«Le Sénégal n’est pas une démocratie achevée»

Sénégal

Le Docteur en Sciences politiques, Jean Charles Biagui, jette un pavé dans la mare : «le Sénégal n’est pas une démocratie achevée». Interpellé hier, jeudi 24 janvier, sur la tension politique qui règne en cette période de précampagne électorale, l’enseignant chercheur à la Faculté des Sciences politiques et juridiques de l’Université de Dakar a indiqué que cela est lié à une certaine socialisation par la violence.

«Tout d’abord, je rappelle que la violence politique n’est pas un fait nouveau au Sénégal ; c’est un phénomène ancien. Rappelez-vous, les assassinats de Demba Diop et de Mamadou Lamine Badji. Même si le lien avec la politique n’est pas tout à fait établi, il reste qu’il y a de fortes présomptions et c’est très probable et certain que ces assassinats ont une connotation politique.

Il en est de même pour Cherif Aïdara et tout récemment, la vice-présidente du Conseil économique social et environnemental, Fatoumata Mactar Ndiaye, sans compter l’affaire Barthélémy Dias malheureusement suivie aussi de mort d’homme. Tous ces cas montrent que la violence politique n’est pas un phénomène nouveau au Sénégal.  Cependant, ce qui est tout à fait nouveau, c’est la forte médiatisation due à l’explosion du paysage médiatique sénégalais. Avant, on n’avait que la RTS maintenant, avec la multiplication des médias privés, la violence politique est de plus en plus médiatisée. Autre chose à souligner également, c’est ce que je qualifie le phénomène de socialisation de la violence politique.

La démocratisation de la société sénégalaise n’a pas justement permis d’établir une rupture avec ces pratiques de violences. Ce qui est tout à fait regrettable parce qu’au moment où le Sénégal connait des alternances, où beaucoup pensent que la démocratie du Sénégal est en voie d’achèvement, on se rend compte, malheureusement, que la violence politique n’a pas disparu. Et c’est ainsi qu’on a toujours fait de la politique au Sénégal et, il ne faut donc pas s’étonner que la violence soit érigée en règle puisqu’il y a une certaine socialisation par la violence. L’autre élément à mettre aussi dans la balance pour comprendre les violences politiques est l’absence de neutralité notée au niveau de la justice et de l’administration.

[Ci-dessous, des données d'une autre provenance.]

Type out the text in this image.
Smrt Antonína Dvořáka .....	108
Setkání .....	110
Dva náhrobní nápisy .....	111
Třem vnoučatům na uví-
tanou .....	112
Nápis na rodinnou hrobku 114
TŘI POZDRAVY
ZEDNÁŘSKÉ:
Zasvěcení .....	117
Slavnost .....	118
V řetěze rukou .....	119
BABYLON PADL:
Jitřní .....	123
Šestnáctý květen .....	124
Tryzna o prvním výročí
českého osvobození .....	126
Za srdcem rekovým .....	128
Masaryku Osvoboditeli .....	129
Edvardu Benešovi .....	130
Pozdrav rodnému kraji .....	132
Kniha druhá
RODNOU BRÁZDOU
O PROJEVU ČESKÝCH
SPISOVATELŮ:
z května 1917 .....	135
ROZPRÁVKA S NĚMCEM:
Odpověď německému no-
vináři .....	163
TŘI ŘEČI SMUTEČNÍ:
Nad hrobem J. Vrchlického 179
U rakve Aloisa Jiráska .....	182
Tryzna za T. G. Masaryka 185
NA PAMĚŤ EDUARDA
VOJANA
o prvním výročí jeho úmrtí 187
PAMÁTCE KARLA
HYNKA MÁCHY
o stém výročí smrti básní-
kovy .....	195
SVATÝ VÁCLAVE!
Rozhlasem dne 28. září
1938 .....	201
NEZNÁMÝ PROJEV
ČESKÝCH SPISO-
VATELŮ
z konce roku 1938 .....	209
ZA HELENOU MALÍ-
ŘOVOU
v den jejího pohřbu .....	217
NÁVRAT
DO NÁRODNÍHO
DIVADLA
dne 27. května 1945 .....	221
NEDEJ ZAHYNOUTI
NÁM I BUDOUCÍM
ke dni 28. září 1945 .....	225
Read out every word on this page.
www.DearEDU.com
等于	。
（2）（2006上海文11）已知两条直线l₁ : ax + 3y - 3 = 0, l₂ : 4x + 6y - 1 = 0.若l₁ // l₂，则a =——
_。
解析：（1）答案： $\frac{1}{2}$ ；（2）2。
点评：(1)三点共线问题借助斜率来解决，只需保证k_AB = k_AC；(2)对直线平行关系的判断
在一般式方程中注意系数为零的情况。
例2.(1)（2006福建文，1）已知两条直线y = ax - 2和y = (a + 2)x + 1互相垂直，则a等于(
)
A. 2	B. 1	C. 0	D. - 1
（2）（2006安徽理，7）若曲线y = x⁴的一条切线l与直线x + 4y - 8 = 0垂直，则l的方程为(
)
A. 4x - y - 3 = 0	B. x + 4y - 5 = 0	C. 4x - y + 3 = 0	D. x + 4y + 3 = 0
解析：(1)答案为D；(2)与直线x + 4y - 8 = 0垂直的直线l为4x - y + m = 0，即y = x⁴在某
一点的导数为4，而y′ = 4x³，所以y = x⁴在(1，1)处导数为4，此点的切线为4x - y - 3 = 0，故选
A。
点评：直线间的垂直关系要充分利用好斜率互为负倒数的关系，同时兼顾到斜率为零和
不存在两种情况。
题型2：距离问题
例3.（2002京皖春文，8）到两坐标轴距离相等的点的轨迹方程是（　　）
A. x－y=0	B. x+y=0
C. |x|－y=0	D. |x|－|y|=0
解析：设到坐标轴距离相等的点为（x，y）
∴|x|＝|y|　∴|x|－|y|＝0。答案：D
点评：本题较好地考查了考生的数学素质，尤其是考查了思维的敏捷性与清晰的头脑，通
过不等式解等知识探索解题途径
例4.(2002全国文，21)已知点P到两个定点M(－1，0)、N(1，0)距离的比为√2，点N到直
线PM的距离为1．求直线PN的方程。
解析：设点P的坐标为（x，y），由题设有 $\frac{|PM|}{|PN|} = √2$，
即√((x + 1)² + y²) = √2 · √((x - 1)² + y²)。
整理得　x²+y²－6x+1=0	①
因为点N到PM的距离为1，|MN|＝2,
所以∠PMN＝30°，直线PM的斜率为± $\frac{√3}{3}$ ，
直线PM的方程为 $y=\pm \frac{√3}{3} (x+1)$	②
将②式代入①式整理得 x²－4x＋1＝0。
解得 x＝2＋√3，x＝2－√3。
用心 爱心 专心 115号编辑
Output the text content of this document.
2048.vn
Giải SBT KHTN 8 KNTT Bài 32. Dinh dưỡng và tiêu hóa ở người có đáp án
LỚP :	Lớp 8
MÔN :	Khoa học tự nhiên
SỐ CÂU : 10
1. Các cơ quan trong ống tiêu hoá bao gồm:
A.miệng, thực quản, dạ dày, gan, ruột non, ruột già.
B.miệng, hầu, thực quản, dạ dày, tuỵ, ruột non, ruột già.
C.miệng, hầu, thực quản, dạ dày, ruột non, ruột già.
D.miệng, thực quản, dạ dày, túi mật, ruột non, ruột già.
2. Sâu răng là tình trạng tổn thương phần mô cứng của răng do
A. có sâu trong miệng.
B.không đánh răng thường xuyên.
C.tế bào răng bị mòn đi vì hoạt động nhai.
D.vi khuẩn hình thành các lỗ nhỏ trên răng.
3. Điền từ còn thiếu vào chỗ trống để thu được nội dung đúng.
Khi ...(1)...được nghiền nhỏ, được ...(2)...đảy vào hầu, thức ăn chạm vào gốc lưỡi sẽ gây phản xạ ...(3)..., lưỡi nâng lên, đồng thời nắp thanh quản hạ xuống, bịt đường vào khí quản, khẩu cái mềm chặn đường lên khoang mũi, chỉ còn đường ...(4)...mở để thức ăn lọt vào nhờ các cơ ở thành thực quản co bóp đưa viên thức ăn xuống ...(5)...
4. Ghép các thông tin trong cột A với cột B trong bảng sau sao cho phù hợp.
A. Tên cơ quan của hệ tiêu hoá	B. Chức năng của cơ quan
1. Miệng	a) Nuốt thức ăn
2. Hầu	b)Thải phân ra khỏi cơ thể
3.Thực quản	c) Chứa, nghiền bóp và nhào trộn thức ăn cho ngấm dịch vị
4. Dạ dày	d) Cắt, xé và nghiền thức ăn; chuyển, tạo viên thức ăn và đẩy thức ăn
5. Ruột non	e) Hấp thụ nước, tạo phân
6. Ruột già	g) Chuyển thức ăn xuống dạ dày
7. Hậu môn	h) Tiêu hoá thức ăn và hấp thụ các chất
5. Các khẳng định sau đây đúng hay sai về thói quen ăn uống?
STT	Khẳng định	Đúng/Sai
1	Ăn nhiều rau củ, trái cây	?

Lorsque les institutions judiciaires ne sont pas capables de faire le travail pour lequel la Constitution les a mises en place, il ne faut pas s’étonner qu’il y ait une violence parce que les arbitres ne jouent pas leur rôle, je veux dire le Conseil constitutionnel et l’administration d’une manière générale qui sont censés être neutres et régler les différends entre les principaux protagonistes.

Maintenant, lorsque ces institutions ne font pas ce travail-là, nous sommes dans ce que Hobbs appelle l’état de nature, lorsque l’Etat ne joue pas son rôle de protéger les citoyens, garantir leur sécurité ou encore arbitrer leurs différends. Il ne faut pas s’étonner que les citoyens prennent des initiatives pour gérer eux-mêmes leur sécurité. Maintenant, pour ce qui est de la situation politique actuelle, c’est vrai que les signes que nous avons ne sont pas encourageants mais encore, cela témoigne d’une chose que les observateurs et les Sénégalais doivent comprendre : la démocratie sénégalaise n’est pas une démocratie achevée, la démocratie sénégalaise est incomplète.